Journal

A Concomitentes project among the 10 exemplary European projects in ecological transition according to Creative Europe

Foto de Hammer Dron

This selection recognises the value of cultural and artistic work as an indispensable tool in the ecological transition.

Concomitentes is proud to announce that Aliland, your European participatory art and post-industrial territory repair project, has been selected to be part of Tracing Constellations: Stories of culture, cooperation and impact across Creative Europe cooperation projects (2021–2024), a publication of the Executive Agency for Education, Audiovisual and Culture (EACEA) of the European Commission.

This publication showcases 50 outstanding projects out of the almost 600 funded by the Creative Europe programme between 2021 and 2024 through its Cooperation Projects call. ALILAND is one of them 10 projects selected as examples of good practice in ecological transition and sustainability, one of the five thematic constellations that articulate the publication alongside democracy and European values, youth, digital transformation, and new practices and models in the cultural sector.

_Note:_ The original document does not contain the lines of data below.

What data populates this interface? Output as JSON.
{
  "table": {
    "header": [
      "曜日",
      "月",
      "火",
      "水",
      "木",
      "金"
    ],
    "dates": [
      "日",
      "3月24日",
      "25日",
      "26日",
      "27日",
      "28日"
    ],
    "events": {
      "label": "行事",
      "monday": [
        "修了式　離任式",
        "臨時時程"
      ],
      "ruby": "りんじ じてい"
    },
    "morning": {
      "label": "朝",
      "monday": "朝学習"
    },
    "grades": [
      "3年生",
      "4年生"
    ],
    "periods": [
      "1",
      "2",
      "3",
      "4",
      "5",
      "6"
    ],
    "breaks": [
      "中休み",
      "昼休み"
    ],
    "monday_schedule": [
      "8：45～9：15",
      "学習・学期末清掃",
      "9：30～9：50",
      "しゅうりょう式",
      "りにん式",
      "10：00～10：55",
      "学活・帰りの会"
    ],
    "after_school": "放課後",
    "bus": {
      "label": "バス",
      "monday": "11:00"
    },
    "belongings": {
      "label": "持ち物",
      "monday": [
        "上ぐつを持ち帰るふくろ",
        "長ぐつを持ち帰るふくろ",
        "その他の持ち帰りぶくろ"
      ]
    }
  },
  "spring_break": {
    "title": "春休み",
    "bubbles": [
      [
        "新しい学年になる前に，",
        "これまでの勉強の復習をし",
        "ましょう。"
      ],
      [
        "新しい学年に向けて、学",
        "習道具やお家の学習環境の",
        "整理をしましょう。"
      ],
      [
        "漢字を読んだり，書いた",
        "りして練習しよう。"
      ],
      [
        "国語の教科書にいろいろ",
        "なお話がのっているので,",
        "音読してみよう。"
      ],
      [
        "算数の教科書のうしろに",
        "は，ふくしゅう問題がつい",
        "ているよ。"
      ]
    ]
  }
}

The publication places ALILAND within the chapter Green Transition and Sustainability, which groups projects that are actively reimagining the role of cultural professionals in the face of ecological challenges. Tracing Constellations, These projects contribute to sustainability through complementary approaches: transforming sectoral practices, reducing the CO2 impact in the production and distribution of cultural activities, raising awareness of environmental issues through cultural processes, and creating time and space to work with communities and professionals in developing new imaginaries and regenerative – rather than extractive – cultural models.

The publication explicitly highlights ALILAND as an example of how Cultural action can transform abandoned spaces into places of collective reimagining, within the axis of post-industrial transformation and territorial repair.

To delve deeper into these approaches, the authors of the publication interviewed Alicia Ruiz Muñoz and Fran Quiroga, from Concomintentes, coordinators of the ALILAND project, to explore how the arts contribute to repairing both the land and communities when addressing environmental themes.


This selection recognises the work of Concomitentes and its European partners as a benchmark for the field, and confirms that culture – when practised through listening, participation and territorial engagement – is an indispensable tool in the ecological transition of our societies.

What is ALILAND

Aliland part of a reality present throughout Europe: territories marked by industrial decline that bear visible wounds — abandoned coal mines, areas of intensive agriculture, dismantled energy infrastructures — and which have seen weakened not only their ecosystems, but also the social fabric of communities frequently considered obsolete.

The project works in three territories affected by extractivism: coal mining in Barruelo de Santullán (Spain), with the project Energy Aftermath, intensive farming in Wietstock (Germany) and the electricity sector in Šibenik (Croatia). Instead of treating these places as relics of the past, ALILAND transforms them into spaces of «repair» – a process that is simultaneously ecological, social, and cultural.

At the heart of the project lies the methodology Living Lab, which subverts traditional models of cultural production by positioning communities as commissioners of artistic projects. Citizens and facilitators deliberate on their concerns and aspirations regarding the «aftermath» of extractivism, and participate in democratic processes that culminate in commissions for internationally recognised artists. These artists respond with Nature-Based Artistic Solutionsworks that function as ecological interventions rooted in local memory and designed to foster environmental resilience.

Among the project's achievements are three site-specific works created under fair working conditions, three fully implemented Living Labs that empower local communities to remain active autonomously, a transferable methodological framework for participatory commissions in ecological contexts, and the first carbon footprint measurement of the project activities, integrating sustainability into all its operations.

The Art Living Lab methodology is designed to be replicated in new European contexts, building a network of communities committed to participatory artistic practices and scaling impact in territories facing similar post-industrial challenges.